0

UPDATE 21.02.2020: Holding the lock while notifying doesn't actually help. As I understand so far, the condition variable is left invalid in the shared memory by the waiting process.

So I have this application using boost interprocess to share memory, and the access to it is synced using an interprocess condition variable. I am using boost 1.62 on Windows. I am compiling using Microsoft Windows Build Tools 2015.

What happens is that when I terminate the waiting process with a Ctrl-C, the notifying process gets stuck in the notify call.

Here's a demo program that allows reproducing the issue. You have to run the executable once without any argument to start the waiting process and once more with some argument to start the notifying process. Then kill the first process.
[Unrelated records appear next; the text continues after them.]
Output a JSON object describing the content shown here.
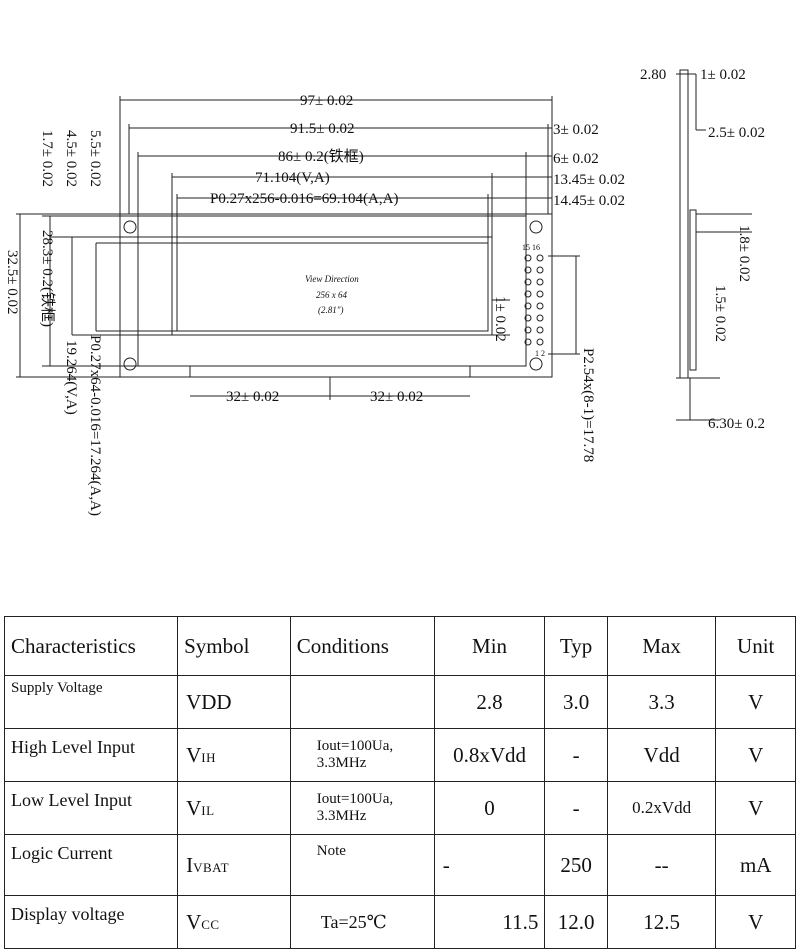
{
  "drawing": {
    "top": {
      "d97": "97± 0.02",
      "d915": "91.5± 0.02",
      "d86": "86± 0.2(铁框)",
      "d71": "71.104(V,A)",
      "dP027": "P0.27x256-0.016=69.104(A,A)",
      "d3": "3± 0.02",
      "d6": "6± 0.02",
      "d1345": "13.45± 0.02",
      "d1445": "14.45± 0.02"
    },
    "left": {
      "d55": "5.5± 0.02",
      "d45": "4.5± 0.02",
      "d17": "1.7± 0.02",
      "d325": "32.5± 0.02",
      "d283": "28.3± 0.2(铁框)",
      "d19": "19.264(V,A)",
      "dP027v": "P0.27x64-0.016=17.264(A,A)"
    },
    "bottom": {
      "d32a": "32± 0.02",
      "d32b": "32± 0.02"
    },
    "right": {
      "d1": "1± 0.02",
      "pitch": "P2.54x(8-1)=17.78",
      "pin_top": "15 16",
      "pin_bottom": "1 2"
    },
    "center": {
      "line1": "View Direction",
      "line2": "256  x 64",
      "line3": "(2.81\")"
    },
    "side": {
      "d280": "2.80",
      "d1": "1± 0.02",
      "d25": "2.5± 0.02",
      "d18": "1.8± 0.02",
      "d15": "1.5± 0.02",
      "d630": "6.30± 0.2"
    }
  },
  "table": {
    "headers": [
      "Characteristics",
      "Symbol",
      "Conditions",
      "Min",
      "Typ",
      "Max",
      "Unit"
    ],
    "rows": [
      {
        "name": "Supply Voltage",
        "sym": "VDD",
        "sym_sub": "",
        "cond1": "",
        "cond2": "",
        "min": "2.8",
        "typ": "3.0",
        "max": "3.3",
        "unit": "V"
      },
      {
        "name": "High Level Input",
        "sym": "V",
        "sym_sub": "IH",
        "cond1": "Iout=100Ua,",
        "cond2": "3.3MHz",
        "min": "0.8xVdd",
        "typ": "-",
        "max": "Vdd",
        "unit": "V"
      },
      {
        "name": "Low Level Input",
        "sym": "V",
        "sym_sub": "IL",
        "cond1": "Iout=100Ua,",
        "cond2": "3.3MHz",
        "min": "0",
        "typ": "-",
        "max": "0.2xVdd",
        "unit": "V"
      },
      {
        "name": "Logic Current",
        "sym": "I",
        "sym_sub": "VBAT",
        "cond1": "Note",
        "cond2": "",
        "min": "-",
        "typ": "250",
        "max": "--",
        "unit": "mA"
      },
      {
        "name": "Display voltage",
        "sym": "V",
        "sym_sub": "CC",
        "cond1": "Ta=25℃",
        "cond2": "",
        "min": "11.5",
        "typ": "12.0",
        "max": "12.5",
        "unit": "V"
      }
    ]
  }
}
Sometimes you will observe that the printing stops at "Entering notify".

#include <boost/interprocess/shared_memory_object.hpp>
#include <boost/interprocess/mapped_region.hpp>
#include <boost/interprocess/sync/scoped_lock.hpp>
#include <boost/interprocess/sync/interprocess_mutex.hpp>
#include <boost/interprocess/sync/interprocess_condition.hpp>

#include <iostream>

struct shared_data
{
   boost::interprocess::interprocess_mutex mutex;
   boost::interprocess::interprocess_condition condition;

   bool test_bool = false;
};


int main(int argc, char *argv[])
{
    using namespace boost::interprocess;

    if (argc == 1) {
        struct shm_remove
        {
            shm_remove() {
                shared_memory_object::remove("MySharedMemory");
            }
            ~shm_remove() {
                shared_memory_object::remove("MySharedMemory");
            }
        } remover;

        shared_memory_object shm(create_only, "MySharedMemory", read_write);

        shm.truncate(sizeof(shared_data));
        mapped_region region(shm, read_write);
        void* addr = region.get_address();
        shared_data* data = new (addr) shared_data;

        while (true) {
            scoped_lock<interprocess_mutex> lock(data->mutex);
            while (!data->test_bool) {
                data->condition.wait(lock);
            }
            std::cout << "test_bool became true" << std::endl;
            data->test_bool = false;
        }
    }
    else {
        shared_memory_object shm(open_only, "MySharedMemory", read_write);
        mapped_region region(shm, read_write);
        shared_data* data = static_cast<shared_data*>(region.get_address());
        while (true) {
            {
                scoped_lock<interprocess_mutex> lock(data->mutex);
                data->test_bool = true;
            }
            std::cout << "Entering notify" << std::endl;
            data->condition.notify_one();
            std::cout << "Exiting notify" << std::endl;
        }
    }
}

(Of course, killing while waiting is harsh, but I as far as I've debugged it, the wait call is cleaned up after the signal)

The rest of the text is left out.